Скоро вправо от сторожки он заметил маленький бугорок, густо заросший травой. Посеревший от ветров и дождей самодельный крест, очевидно сделанный Никитой, наклонился к серебряным листьям ивняка и казался кривым, как нога Михеича. Брагин грустно взглянул на крест и в мыслях снова встал вопрос — «почему Михеич?».
Из соседнего села попутным ветром донесся, словно молитва, тихий благовест. Звонят к вечерне, подумал Брагин и снял фуражку. Его примеру застенчиво последовал Никита и безразлично старик лодочник. Впервые в жизни до сознания Брагина дошло, что во всем огромном мире все мы какие-то странные пришельцы. По чьей-то воле мы входим в жизнь и по чьей-то оставляем ее. Проснувшись утром здоровыми, радостными, счастливыми мы можем не дожить до вечера, и никто не знает, когда наступит время его ухода… Жестокий, несправедливый закон вселенной, думал Брагин. Но почему ворон живет 200 лет?.. попугай 400?.. Почему Коля Будин ушел 13-и летним ребенком?.. Почему Михеич?.. Хороший честный Михеич…
На крест опустилась красногрудая птица с синими крыльями и хвостом и весело защебетала, словно говорила: «Здесь покоится раб Божий Михей»…
— Чайку откушаете? — послышался сзади робкий голос Никиты.
— Нет, спасибо, — очнувшись от тяжелых мыслей ответил Брагин. Он перекрестился, опустился на колени и молча склонил голову… Никита не сразу понял, что это молчаливый долг его отцу — волжскому рыбаку. Он топтался босыми ногами по песку, недоумевающе взглядывал на лодочника, как бы спрашивая его, что ему делать, и наконец неуклюже встал на колени.
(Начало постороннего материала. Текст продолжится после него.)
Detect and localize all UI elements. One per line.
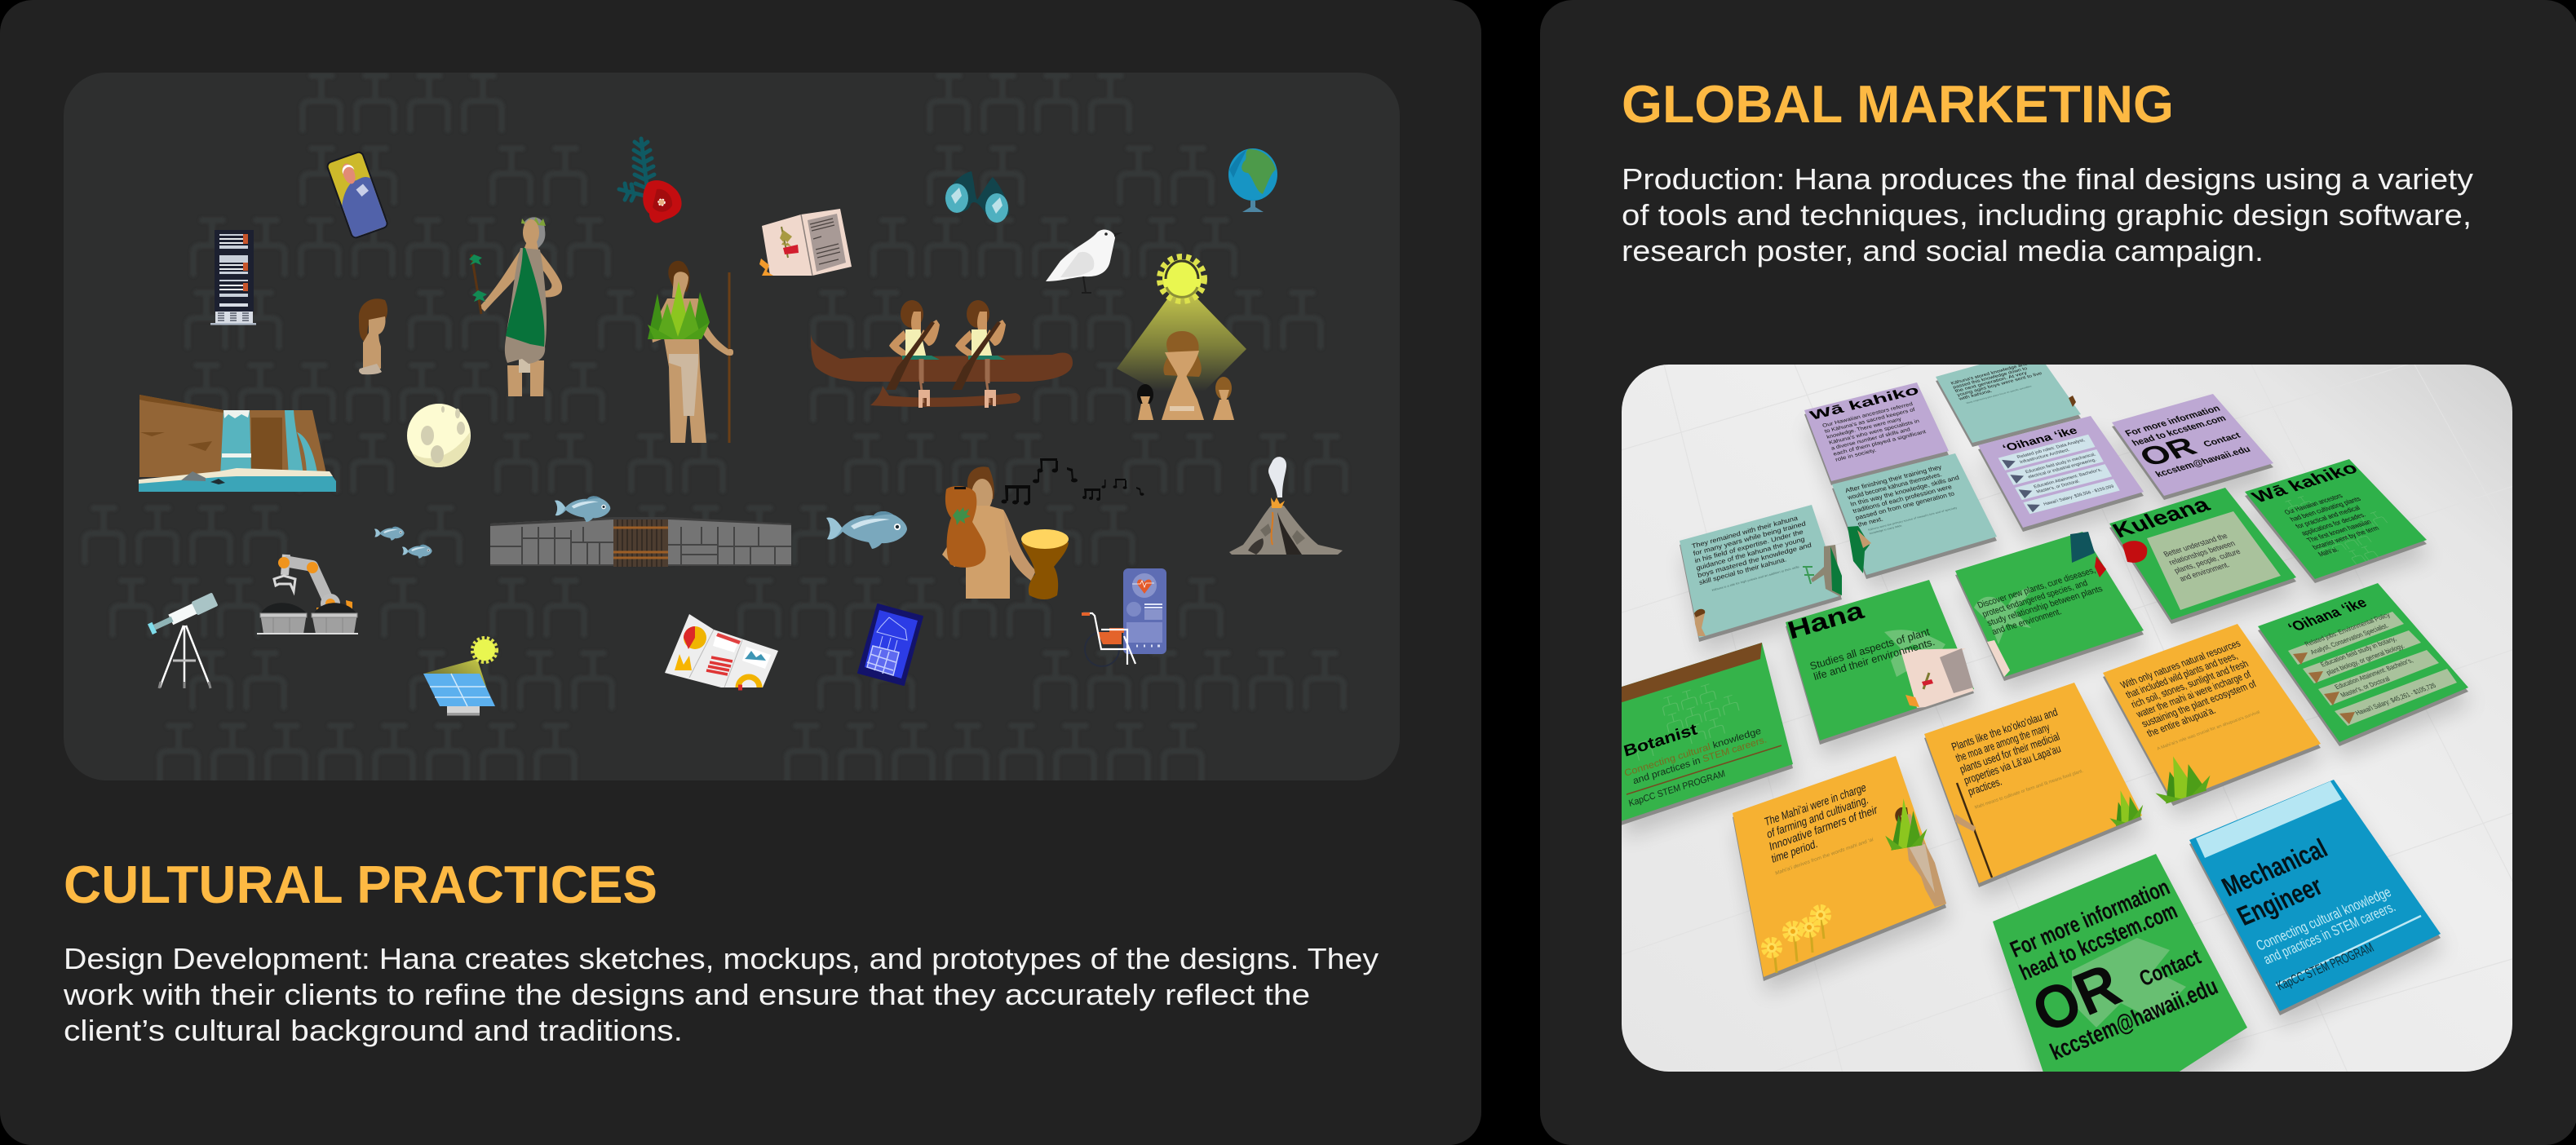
card: teal they remained: guidance of the kahuna the young [1696, 536, 1805, 572]
card: orange plants [1924, 683, 2145, 887]
card: orange Mahi'ai: The Mahi'ai were in charge [1764, 781, 1867, 829]
text block: design development [63, 942, 1379, 1047]
card: green contact: For more information [2007, 874, 2173, 962]
figure: man carrying plant with staff [648, 261, 733, 443]
card: orange Mahi'ai [1733, 756, 1946, 981]
text block: design development: work with their clients to refine the designs and ensure that they accurately reflect the [63, 978, 1310, 1011]
card: purple Wa kahiko [1804, 382, 1949, 485]
card: green Wa kahiko: The first known hawaiian [2305, 518, 2373, 544]
card: orange natural resources: sustaining the plant ecosystem of [2140, 679, 2259, 730]
card: green Hana [1785, 580, 1974, 745]
figure: child [359, 298, 387, 374]
card: teal stored knowledge: young ages boys were sent to live [1956, 371, 2043, 398]
icon: phone with portrait [326, 151, 388, 239]
card: orange plants: properties via Lā'au Lapa'au [1963, 742, 2062, 787]
card: purple Wa kahiko: role in society. [1835, 447, 1877, 462]
card: orange natural resources: the entire ahupua'a. [2144, 705, 2218, 739]
card: green Oihana ike: Master's, or Doctoral [2339, 675, 2392, 699]
card: purple Wa kahiko: a diverse number of skills and [1830, 427, 1911, 451]
card: green contact: head to kccstem.com [2016, 898, 2181, 985]
card: green Oihana ike: ‘Oihana ʻike [2285, 595, 2370, 635]
card: purple Wa kahiko: Our Hawaiian ancestors referred [1821, 401, 1914, 428]
text block: design development: client’s cultural background and traditions. [64, 1014, 683, 1047]
card: orange plants: the moa are among the many [1954, 721, 2052, 764]
icon: telescope on tripod [147, 592, 218, 688]
card: green contact [1993, 854, 2247, 1085]
card: green Oihana ike: Education field study in botany, [2319, 635, 2398, 668]
card: green Wa kahiko [2245, 458, 2427, 583]
card: teal they remained: in his field of expertise. Under the [1694, 528, 1804, 565]
card: teal after finishing: Kāhuna were the primary source of Hawaii's lore and of specialty [1867, 506, 1958, 532]
card: purple Oihana ike [1978, 416, 2144, 532]
card: blue Mechanical Engineer cover: KapCC STEM PROGRAM [2274, 940, 2376, 993]
card: purple Oihana ike: Hawai'i Salary: $39,556 - $159,099 [2043, 484, 2115, 506]
card: teal stored knowledge: passed this knowledge down to [1952, 366, 2029, 390]
card: teal stored knowledge: Many engineering jobs place focus on specific specialties [1966, 385, 2033, 405]
card: teal they remained: skill special to their kahuna. [1698, 556, 1787, 587]
card: green Botanist cover: Botanist [1622, 720, 1699, 760]
card: teal they remained: boys mastered the knowledge and [1697, 542, 1812, 580]
card: purple contact: OR [2134, 431, 2202, 472]
card: teal they remained [1680, 505, 1842, 642]
icons: two small fish [374, 527, 432, 559]
card: teal after finishing: knowledge in many fields [1869, 524, 1902, 535]
card: green Hana: life and their environments. [1812, 636, 1936, 683]
card: green discover: study relationship between plants [1985, 584, 2105, 628]
card: teal stored knowledge: the next generation. At very [1954, 370, 2029, 394]
card: teal stored knowledge: Kāhuna's stored knowledge and [1950, 361, 2029, 386]
card: purple Oihana ike: Infrastructure Architect. [2019, 448, 2071, 465]
card: green discover: protect endangered species, and [1981, 578, 2089, 619]
card: purple contact [2112, 394, 2273, 500]
card: green discover: Discover new plants, cure diseases, [1976, 565, 2097, 610]
card: orange natural resources: rich soil, stones, sunlight and fresh [2129, 658, 2251, 710]
card: green Kuleana: Better understand the [2162, 533, 2229, 559]
card: orange Mahi'ai: Mahi'a'i derives from the words mahi and 'ai [1775, 837, 1874, 877]
card: purple Oihana ike: Related job roles: Data Analyst, [2016, 438, 2087, 460]
card: green Wa kahiko: Wā kahiko [2247, 458, 2361, 506]
card: orange natural resources [2103, 624, 2321, 806]
icon: open plant book [759, 209, 852, 276]
card: green Kuleana: and environment. [2178, 561, 2232, 583]
card: green Wa kahiko: applications for decades. [2299, 511, 2367, 537]
card: green contact: OR [2023, 951, 2131, 1046]
icon: fern and red flower [619, 139, 682, 223]
card: green discover [1955, 532, 2144, 681]
icon: solar panel with sun [423, 638, 497, 716]
card: green Oihana ike [2258, 583, 2468, 746]
card: purple Wa kahiko: Kāhuna's who were specialists in [1828, 418, 1920, 445]
icon: volcano [1229, 457, 1343, 555]
card: purple Wa kahiko: to Kāhuna's as sacred keepers of [1824, 406, 1916, 434]
card: orange natural resources: A Mahi'ai's role was crucial for an ahupua'a's survival [2156, 710, 2261, 752]
icon: wheelchair and health app [1082, 568, 1166, 666]
card: orange plants: Mahi means to cultivate or farm and lā means food plant. [1974, 769, 2084, 811]
card: green discover: and the environment. [1990, 607, 2063, 637]
card: blue Mechanical Engineer cover: and practices in STEM careers. [2261, 899, 2398, 968]
heading: cultural practices: CULTURAL PRACTICES [64, 855, 657, 914]
card: purple contact: Contact [2201, 431, 2242, 449]
card: teal stored knowledge: with kahuna. [1957, 388, 1994, 402]
icon: music notes [1002, 458, 1144, 506]
icon: white bird [1046, 229, 1122, 293]
card: green Botanist cover [1622, 643, 1793, 825]
illustration panel with cultural icons [64, 73, 1400, 780]
icon: fish on wall [555, 496, 610, 522]
icon: moon [407, 404, 471, 467]
card: purple Wa kahiko: knowledge. There were many [1826, 416, 1903, 440]
icon: binoculars [945, 171, 1009, 223]
card: purple Oihana ike: Education field study in mechanical, [2025, 452, 2097, 475]
card: teal after finishing: After finishing their training they [1844, 463, 1943, 494]
card: orange plants: Plants like the ko'oko'olau and [1950, 705, 2059, 754]
card: blue Mechanical Engineer cover [2189, 780, 2441, 1015]
mockup photo: social media cards on a table [1622, 365, 2512, 1072]
card: orange natural resources: With only natures natural resources [2118, 638, 2242, 691]
panel: cultural practices [0, 0, 1481, 1145]
card: orange Mahi'ai: of farming and cultivating. [1766, 794, 1870, 842]
card: purple contact: head to kccstem.com [2130, 413, 2228, 448]
card: green Wa kahiko: botanist went by the term [2311, 524, 2380, 550]
illustration: waterfall [139, 395, 336, 492]
card: green Wa kahiko: Mahi'ai. [2317, 546, 2340, 558]
card: teal after finishing: would become kāhuna themselves. [1846, 471, 1943, 501]
card: green Oihana ike: Education Attainment: Bachelor's, [2334, 656, 2414, 691]
card: teal they remained: for many years while being trained [1693, 520, 1807, 558]
card: purple Oihana ike: electrical or industrial engineering. [2027, 458, 2097, 480]
card: purple contact: kccstem@hawaii.edu [2153, 444, 2252, 479]
card: teal they remained: Kāhuna is a title for high priests and an addition to their skills [1711, 565, 1799, 592]
card: purple contact: For more information [2123, 404, 2222, 438]
card: teal stored knowledge [1936, 359, 2081, 447]
card: orange plants: practices. [1967, 776, 2003, 798]
card: blue Mechanical Engineer cover: Mechanical [2217, 834, 2332, 903]
card: teal after finishing: passed on from one generation to [1854, 490, 1955, 521]
card: purple Oihana ike: Master's, or Doctoral. [2035, 479, 2081, 494]
card: orange natural resources: water the mahi ai were incharge of [2134, 669, 2253, 720]
card: teal after finishing: traditions of each profession were [1852, 483, 1953, 515]
card: green Botanist cover: Connecting cultural knowledge [1623, 725, 1762, 779]
card: green Kuleana: plants, people, culture [2173, 548, 2242, 575]
icon: globe [1228, 148, 1277, 212]
card: green Kuleana [2108, 488, 2296, 624]
card: purple Oihana ike: ‘Oihana ʻike [2000, 425, 2080, 454]
illustration: two paddlers in outrigger canoe [811, 300, 1073, 408]
card: green Oihana ike: Hawai'i Salary: $45,261 - $105,726 [2354, 682, 2438, 717]
card: green Botanist cover: and practices in STEM careers. [1631, 734, 1768, 786]
card: purple Wa kahiko: Wā kahiko [1808, 383, 1921, 423]
card: purple Oihana ike: Education Attainment: Bachelor's, [2033, 467, 2103, 489]
card: green Botanist cover: KapCC STEM PROGRAM [1627, 768, 1726, 808]
icon: tablet with blueprint [858, 604, 923, 685]
text block: production [1622, 162, 2473, 267]
text block: production: of tools and techniques, including graphic design software, [1622, 198, 2472, 232]
icon: large fish [826, 511, 907, 549]
icon: sun with light beam over family [1117, 257, 1246, 420]
card: blue Mechanical Engineer cover: Connecting cultural knowledge [2254, 884, 2394, 954]
card: teal after finishing [1832, 453, 1997, 579]
card: green Kuleana: relationships between [2167, 540, 2237, 567]
card: green Hana: Studies all aspects of plant [1808, 626, 1931, 673]
card: orange plants: plants used for their medicial [1958, 730, 2061, 776]
heading: global marketing: GLOBAL MARKETING [1622, 74, 2174, 134]
text block: production: Production: Hana produces the final designs using a variety [1622, 162, 2473, 196]
card: green Oihana ike: Related jobs: Environmental Policy [2304, 611, 2392, 648]
panel: global marketing [1540, 0, 2576, 1145]
figure: woman with gourd and drum [942, 466, 1069, 599]
card: green Kuleana: Kuleana [2108, 493, 2215, 542]
card: green Wa kahiko: for practical and medical [2294, 504, 2361, 530]
card: orange natural resources: that included wild plants and trees, [2124, 650, 2240, 701]
card: green Wa kahiko: had been cultivating plants [2288, 495, 2363, 523]
card: teal after finishing: the next. [1857, 515, 1884, 528]
card: orange Mahi'ai: Innovative farmers of their [1768, 803, 1879, 854]
card: blue Mechanical Engineer cover: Engineer [2233, 872, 2327, 931]
card: teal they remained: They remained with their kahuna [1691, 515, 1799, 550]
card: green contact: kccstem@hawaii.edu [2046, 973, 2222, 1065]
icon: server rack [210, 230, 256, 325]
text block: production: research poster, and social media campaign. [1622, 234, 2264, 267]
figure: mother and two children [1137, 331, 1234, 420]
card: purple Wa kahiko: each of them played a significant [1832, 429, 1928, 457]
card: teal after finishing: In this way the knowledge, skills and [1849, 474, 1960, 508]
card: green Oihana ike: Analyst, Conservation Specialist. [2309, 622, 2390, 656]
icon: robot arm and coal carts [257, 555, 358, 634]
figure: chief with green sash [469, 217, 562, 396]
illustration: stone fish pond wall with gate [490, 496, 791, 567]
icon: data brochure [665, 614, 778, 687]
text block: design development: Design Development: Hana creates sketches, mockups, and prototypes of the designs. They [64, 942, 1379, 975]
card: green Hana: Hana [1785, 597, 1867, 645]
card: green Wa kahiko: Our Hawaiian ancestors [2282, 492, 2344, 516]
card: green Oihana ike: plant biology, or general biology. [2325, 643, 2406, 676]
card: green contact: Contact [2136, 945, 2205, 991]
card: orange Mahi'ai: time period. [1771, 838, 1819, 866]
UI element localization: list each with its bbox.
Жылистый лодочник молчаливо последовал его примеру.
— «Здесь покоится раб Божий Михей», — в последний раз прощебетала птица и в быстром полете скрылась в прибрежном ивняке…
…..— Ну, мне пора, — глухо сказал Брагин и, ощутив в руке банку табака, спросил:
— Ты куришь, Никита?
— Тятькиной трубкой балуюсь, — застенчиво ответил Никита, поправляя свои непокорные белесые волосы.
— Вот, возьми себе… Прощай, Никита, не знаю, свидимся ли еще когда-нибудь, — сказал Брагин, направляясь к лодке.
— Покорно благодарим за гостинец… А вы приезжайте стерляжей ухи отведать… теперь я варю…
Никита бережно, как архиерея, поддержал Брагина под руку, когда он садился в лодку, сам оттолкнул ее от берега и долгим взором провожал ее. С тяжелыми мыслями, с опустошенной душой оставил Брагин берег Михеича. Закон неизбежности представился ему еще более отвратительным, жестоким и не справедливым.
— А как же мама?.. Значит она, как Михеич, тоже уйдет?.. Нет… нет… Моя чудная мама…
Он закрыл глаза… Ясно представилось ее доброе лицо… На него смотрели ласковые глаза, в которых отражалась любовь к каждому волоску, складочке, морщинке на его теле, в которых растворялась его печаль, горе, боль, сомнения… Безотчетный страх за маму охватил его. Он весь съежился, стал маленьким. Он ощутил ее скорбные глаза при расставании с ним. Он твердо решил сегодня же вернуться в Москву. Старик лодочник греб молча. Рыбацкой душой он прочел мысли Брагина.
В 11.20 ночи Брагин скорым отбыл в Москву.
— Мама, Михеич умер… Михеич умер, — торопливо повторял Брагин, обнимая худенькое тело мамы и целуя ее седые волосы. Мама радостно-покорная стояла в объятиях сына, и в каждом поцелуе сердцем матери угадывала волнующие его мысли, тревогу и безотчетный страх за нее. Она гладила его лицо, глаза, шею, волосы, снова прижимала к себе, целовала, и слезки счастья мелкими алмазами скатывались по ее худым щекам. Брагин увлек маму в кабинет, усадил на диван и утопил голову у нее на коленях.
— Мама, ты здорова?.. Я так боялся за тебя, боялся, что… не знаю почему, но мне показалось… Но почему ты плачешь?